Das war auch bitter nötig. Denn „Zucker belastet das Bindegewebe. Er verhärtet und beschädigt das Kollagen und Elastin in Haut, Sehnen und Gelenken. Die Ursache sind klebrige Zucker-Eiweiß-Verbindungen […]. Diese sind an der Entwicklung chronischer Entzündungen und entzündlicher Prozesse im Körper beteiligt.“²
Es ist erlaubt kleine Mengen Zucker zu genießen
Und so sieht das heute aus: Ich liebe Zucker leider noch immer. Aber an den meisten Tagen schaffe ich es, nur eine Portion Süßigkeiten direkt nach dem Mittagessen zu genießen.

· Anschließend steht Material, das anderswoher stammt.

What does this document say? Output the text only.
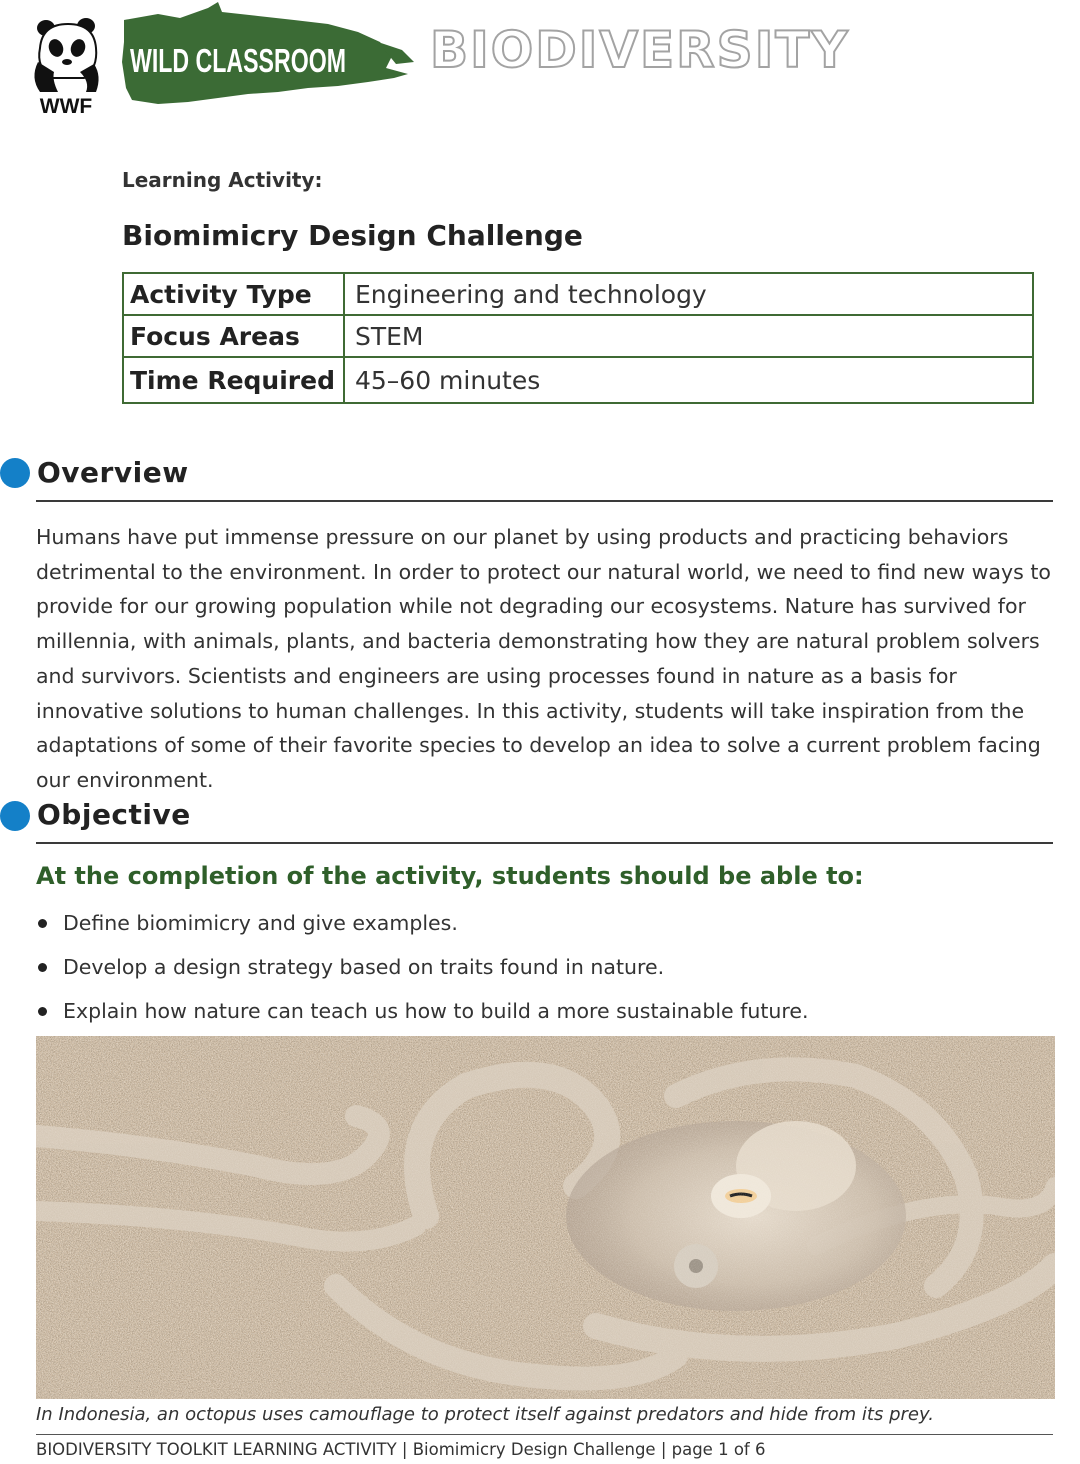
WWF
WILD CLASSROOM BIODIVERSITY
Learning Activity:
Biomimicry Design Challenge
Activity Type	Engineering and technology
Focus Areas	STEM
Time Required	45–60 minutes
Overview
Humans have put immense pressure on our planet by using products and practicing behaviors detrimental to the environment. In order to protect our natural world, we need to find new ways to provide for our growing population while not degrading our ecosystems. Nature has survived for millennia, with animals, plants, and bacteria demonstrating how they are natural problem solvers and survivors. Scientists and engineers are using processes found in nature as a basis for innovative solutions to human challenges. In this activity, students will take inspiration from the adaptations of some of their favorite species to develop an idea to solve a current problem facing our environment.
Objective
At the completion of the activity, students should be able to:
Define biomimicry and give examples.
Develop a design strategy based on traits found in nature.
Explain how nature can teach us how to build a more sustainable future.
In Indonesia, an octopus uses camouflage to protect itself against predators and hide from its prey.
BIODIVERSITY TOOLKIT LEARNING ACTIVITY | Biomimicry Design Challenge | page 1 of 6
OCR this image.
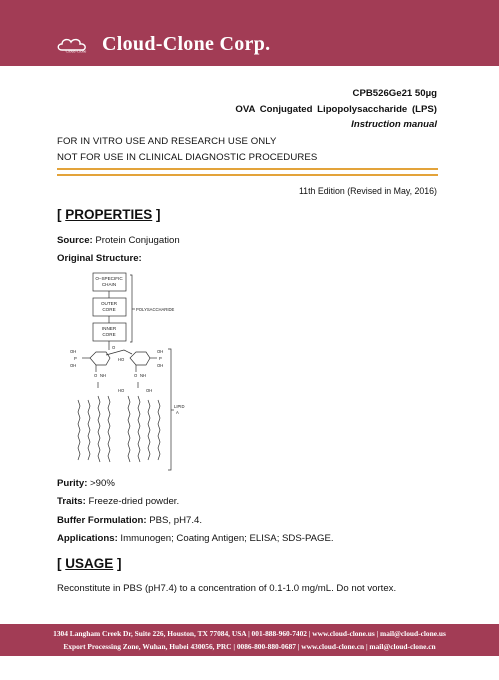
Cloud-Clone Cloud-Clone Corp.
CPB526Ge21 50µg
OVA Conjugated Lipopolysaccharide (LPS)
Instruction manual
FOR IN VITRO USE AND RESEARCH USE ONLY
NOT FOR USE IN CLINICAL DIAGNOSTIC PROCEDURES
11th Edition (Revised in May, 2016)
[ PROPERTIES ]
Source: Protein Conjugation
Original Structure:
O–SPECIFIC
CHAIN
OUTER
CORE
INNER
CORE
POLYSACCHARIDE
LIPID
A
OH
P
OH
OH
P
OH
O
O NH	O NH
HO
HO	OH
Purity: >90%
Traits: Freeze-dried powder.
Buffer Formulation: PBS, pH7.4.
Applications: Immunogen; Coating Antigen; ELISA; SDS-PAGE.
[ USAGE ]
Reconstitute in PBS (pH7.4) to a concentration of 0.1-1.0 mg/mL. Do not vortex.
1304 Langham Creek Dr, Suite 226, Houston, TX 77084, USA | 001-888-960-7402 | www.cloud-clone.us | mail@cloud-clone.us
Export Processing Zone, Wuhan, Hubei 430056, PRC | 0086-800-880-0687 | www.cloud-clone.cn | mail@cloud-clone.cn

Und ich arbeite daran mindestens 1-2 Tage pro Woche zuckerfrei zu essen.
Ich bin überzeugt: Es kann bei jedem Menschen Klick machen. Man muss nur jeden Menschen individuell betrachten, verstehen, seine Gewohnheiten analysieren und rauskriegen, wie es ihr oder ihm leichtfällt, ungesunde Routinen über den Haufen zu werfen. Es gibt nicht den einen Ratschlag, der für alle Menschen passt. Hier kann eine individuelle Ernährungsberatung hilfreiche Tipps und Tricks bieten (die ich selbst vor 10 Jahren in Anspruch hätte nehmen sollen!).
² Dr. med. Fleck, Anne, Dr. med. Klasen, Jörn, Dr. med. Riedl, Matthias, Dr. med. Schäfer, Silja: „Die Ernährungsdocs, Zuckerfrei gesünder leben“, 5. Auflage 2021, Edel Verlagsgruppe GmbH, München, ISBN 978-3-96584-003-4.